Because CIOs often have limited visibility into the number of machine identities on their networks and these critical security assets are not prioritized in IAM and security budgets, CIOs should expect to see a sharp increase in machine identity related outages and security breaches, according to a new study of 1,000 CIOs conducted by Venafi.
Machine identities enable secure connection and authentication for every part of IT infrastructure, from physical, virtual servers and IoT devices to software applications, APIs and containers. Any time two machines need to authenticate each other a machine identity is required.
100% of CIOs say that digital transformation is driving a dramatic increase in the number of machine identities their organizations require. Without an automated machine identity management program, organizations suffer from outages caused by expired machine identities and breaches caused by machine identity misuse or compromise.

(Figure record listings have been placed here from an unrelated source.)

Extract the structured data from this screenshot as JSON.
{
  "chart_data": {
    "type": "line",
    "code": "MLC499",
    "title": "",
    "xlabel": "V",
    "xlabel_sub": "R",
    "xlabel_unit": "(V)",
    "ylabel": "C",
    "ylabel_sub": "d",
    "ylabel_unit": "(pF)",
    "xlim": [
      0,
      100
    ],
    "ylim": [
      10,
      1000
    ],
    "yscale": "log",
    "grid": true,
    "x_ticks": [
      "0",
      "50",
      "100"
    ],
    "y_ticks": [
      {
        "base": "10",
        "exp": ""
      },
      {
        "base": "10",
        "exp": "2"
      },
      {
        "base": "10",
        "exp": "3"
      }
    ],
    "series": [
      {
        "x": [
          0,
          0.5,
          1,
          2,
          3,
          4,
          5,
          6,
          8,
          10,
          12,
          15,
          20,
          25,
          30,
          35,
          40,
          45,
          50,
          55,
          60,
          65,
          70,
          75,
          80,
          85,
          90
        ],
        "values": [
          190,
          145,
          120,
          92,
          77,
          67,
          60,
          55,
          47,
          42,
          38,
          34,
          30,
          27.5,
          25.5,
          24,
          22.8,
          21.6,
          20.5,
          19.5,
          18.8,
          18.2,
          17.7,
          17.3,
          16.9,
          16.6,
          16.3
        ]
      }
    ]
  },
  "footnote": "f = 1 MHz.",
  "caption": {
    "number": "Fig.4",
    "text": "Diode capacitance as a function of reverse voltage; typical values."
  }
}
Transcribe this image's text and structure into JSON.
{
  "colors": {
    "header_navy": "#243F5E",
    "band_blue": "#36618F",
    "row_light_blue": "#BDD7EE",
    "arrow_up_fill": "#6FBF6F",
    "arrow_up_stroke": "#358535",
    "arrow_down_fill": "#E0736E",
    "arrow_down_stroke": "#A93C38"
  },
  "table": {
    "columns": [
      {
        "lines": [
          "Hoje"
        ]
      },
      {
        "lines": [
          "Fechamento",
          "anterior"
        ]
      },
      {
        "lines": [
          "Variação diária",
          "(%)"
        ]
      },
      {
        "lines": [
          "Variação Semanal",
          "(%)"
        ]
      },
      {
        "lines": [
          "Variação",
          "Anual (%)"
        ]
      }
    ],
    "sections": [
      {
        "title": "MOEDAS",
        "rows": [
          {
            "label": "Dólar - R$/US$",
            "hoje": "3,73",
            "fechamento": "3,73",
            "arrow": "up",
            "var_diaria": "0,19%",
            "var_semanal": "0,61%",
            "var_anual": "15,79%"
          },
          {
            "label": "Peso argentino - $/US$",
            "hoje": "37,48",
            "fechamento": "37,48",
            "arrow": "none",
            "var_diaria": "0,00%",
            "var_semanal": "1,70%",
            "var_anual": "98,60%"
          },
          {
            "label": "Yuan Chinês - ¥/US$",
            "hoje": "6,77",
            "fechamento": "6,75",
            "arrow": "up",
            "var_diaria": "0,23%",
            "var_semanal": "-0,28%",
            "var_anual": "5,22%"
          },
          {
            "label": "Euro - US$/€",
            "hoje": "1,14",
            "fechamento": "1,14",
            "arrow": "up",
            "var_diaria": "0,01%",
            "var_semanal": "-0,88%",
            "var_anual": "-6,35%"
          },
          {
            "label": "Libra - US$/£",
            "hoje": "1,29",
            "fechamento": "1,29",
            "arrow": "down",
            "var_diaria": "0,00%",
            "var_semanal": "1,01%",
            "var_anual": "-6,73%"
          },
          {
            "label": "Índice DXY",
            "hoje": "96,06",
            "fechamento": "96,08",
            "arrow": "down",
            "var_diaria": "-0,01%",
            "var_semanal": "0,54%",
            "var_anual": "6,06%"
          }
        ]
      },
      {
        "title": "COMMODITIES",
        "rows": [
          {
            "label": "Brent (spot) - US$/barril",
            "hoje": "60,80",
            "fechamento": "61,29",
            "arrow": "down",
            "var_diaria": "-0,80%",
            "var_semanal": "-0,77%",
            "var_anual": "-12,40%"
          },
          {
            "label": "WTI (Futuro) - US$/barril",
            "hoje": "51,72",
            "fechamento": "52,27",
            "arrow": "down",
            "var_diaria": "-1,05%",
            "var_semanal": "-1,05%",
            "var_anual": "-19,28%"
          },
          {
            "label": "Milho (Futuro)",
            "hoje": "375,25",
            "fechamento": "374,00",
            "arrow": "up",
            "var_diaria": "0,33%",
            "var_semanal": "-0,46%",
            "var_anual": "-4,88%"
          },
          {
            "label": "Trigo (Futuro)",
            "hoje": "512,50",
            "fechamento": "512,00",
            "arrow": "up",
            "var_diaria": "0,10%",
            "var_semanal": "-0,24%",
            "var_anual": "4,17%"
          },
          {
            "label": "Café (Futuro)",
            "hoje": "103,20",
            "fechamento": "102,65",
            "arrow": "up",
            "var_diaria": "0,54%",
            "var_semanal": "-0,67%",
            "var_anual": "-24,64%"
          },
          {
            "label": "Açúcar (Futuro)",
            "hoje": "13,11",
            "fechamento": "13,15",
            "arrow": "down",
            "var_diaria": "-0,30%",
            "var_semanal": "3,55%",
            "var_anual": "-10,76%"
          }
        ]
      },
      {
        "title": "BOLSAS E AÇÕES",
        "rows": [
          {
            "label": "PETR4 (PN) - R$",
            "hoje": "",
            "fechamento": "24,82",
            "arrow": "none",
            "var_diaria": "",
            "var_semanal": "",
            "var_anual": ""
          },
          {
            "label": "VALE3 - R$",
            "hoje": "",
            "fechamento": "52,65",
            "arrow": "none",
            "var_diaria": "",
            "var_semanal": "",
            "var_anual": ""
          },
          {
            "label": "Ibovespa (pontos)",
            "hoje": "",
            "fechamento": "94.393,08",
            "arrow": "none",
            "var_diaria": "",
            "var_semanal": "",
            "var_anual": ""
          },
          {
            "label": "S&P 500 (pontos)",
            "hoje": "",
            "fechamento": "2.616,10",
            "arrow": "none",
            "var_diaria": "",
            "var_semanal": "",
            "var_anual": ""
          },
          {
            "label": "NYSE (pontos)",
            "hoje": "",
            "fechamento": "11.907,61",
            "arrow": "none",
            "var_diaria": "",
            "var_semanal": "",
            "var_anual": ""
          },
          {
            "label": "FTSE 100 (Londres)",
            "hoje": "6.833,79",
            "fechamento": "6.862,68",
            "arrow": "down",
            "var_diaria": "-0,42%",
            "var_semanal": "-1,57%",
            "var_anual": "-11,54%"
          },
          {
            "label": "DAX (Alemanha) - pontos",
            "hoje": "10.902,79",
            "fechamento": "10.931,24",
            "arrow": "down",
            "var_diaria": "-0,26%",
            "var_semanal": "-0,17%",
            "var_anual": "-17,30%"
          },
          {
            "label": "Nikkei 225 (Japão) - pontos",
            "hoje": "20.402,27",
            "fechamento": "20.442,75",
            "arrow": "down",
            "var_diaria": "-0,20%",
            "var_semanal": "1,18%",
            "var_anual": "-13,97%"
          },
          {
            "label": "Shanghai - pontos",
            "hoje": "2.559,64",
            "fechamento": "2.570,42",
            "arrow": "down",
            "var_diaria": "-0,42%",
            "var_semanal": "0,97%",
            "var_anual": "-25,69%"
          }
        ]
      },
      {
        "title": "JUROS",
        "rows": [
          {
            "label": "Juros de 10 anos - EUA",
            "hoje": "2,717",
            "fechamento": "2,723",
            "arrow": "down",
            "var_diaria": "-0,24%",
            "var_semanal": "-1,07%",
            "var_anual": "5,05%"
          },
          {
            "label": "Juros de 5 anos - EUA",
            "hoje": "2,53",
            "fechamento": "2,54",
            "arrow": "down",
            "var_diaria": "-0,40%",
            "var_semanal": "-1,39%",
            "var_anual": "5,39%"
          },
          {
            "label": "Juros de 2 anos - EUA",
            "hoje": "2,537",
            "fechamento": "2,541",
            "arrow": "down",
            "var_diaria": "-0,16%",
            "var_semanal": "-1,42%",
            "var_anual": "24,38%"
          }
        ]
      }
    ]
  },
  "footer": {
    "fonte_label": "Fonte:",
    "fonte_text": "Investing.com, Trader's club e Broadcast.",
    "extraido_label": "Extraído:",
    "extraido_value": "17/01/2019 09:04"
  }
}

According to the study, the average organization used nearly a quarter of a million (250,000) machine identities at the end of 2021. This is a startling number when you consider that organizations initially underestimate machine identity populations by 50% or more because they have extremely limited visibility into the machine identities their organization requires.
At current rates of growth, these same organizations can expect their machine identity inventory to more than double to at least 500,000 by 2024.
Moreover, three-quarters of surveyed CIOs said that they expect digital transformation initiatives to increase the number of machine identities in their organizations by 26% — with more than one-quarter (27%) citing a percentage of higher than 50%.
Key survey findings include:
■ 83% of organizations suffered a machine identity related outage during the last 12 months; over a quarter (26%) say critical systems were impacted.
■ 57% of organizations experienced at least one data breach or security incident related to compromised machine identities (including TLS, SSH keys and code signing keys and certificates) during the same time period.
"The realities of digital transformation mean that every business is now a software company. This means IAM priorities need to shift to protect the machine identities required for digital transformation initiatives because these initiatives are the engines of innovation and growth," said Kevin Bocek, VP of Security Strategy and Threat Intelligence at Venafi. "The unfortunate reality is that most organizations are not prepared to manage all the machines identities they need. This rapidly growing gap has opened a new attack surface – from software build pipelines to Kubernetes clusters – that is very attractive to attackers."
The rise in the number of machines on enterprise networks is exposing outdated machine identity management practices. Nearly two-thirds (64%) of CIOs say that rather than using a comprehensive machine identity management solution, their organizations combine multiple solutions and processes, including point solutions from certificate authorities (CAs) and public cloud providers, homegrown solutions and manual processes. This approach does not provide enterprise-wide view of all machine identities or provide the mechanisms needed to enforce configuration or policy requirements.
"Machine identity management is in the early stages of adoption. It's very similar to what happened with customer and workforce identity a few years ago, but it's orders of magnitude larger in scale and change is happening much faster," Bocek continued. "The challenges connected with human identity management pale in contrast to the challenges of managing machine identities. This research underscores the urgent need for every organization to evaluate their machine identity management program in order to protect their digital transformation initiatives."
Methodology: Conducted by Coleman Parkes Research, Venafi's survey evaluated the opinions of 1000 CIOs across six countries/regions: United States, United Kingdom, France, DACH (Germany, Austria, Switzerland), Benelux (Belgium, Netherlands, Luxembourg) and Australasia (Australia, New Zealand).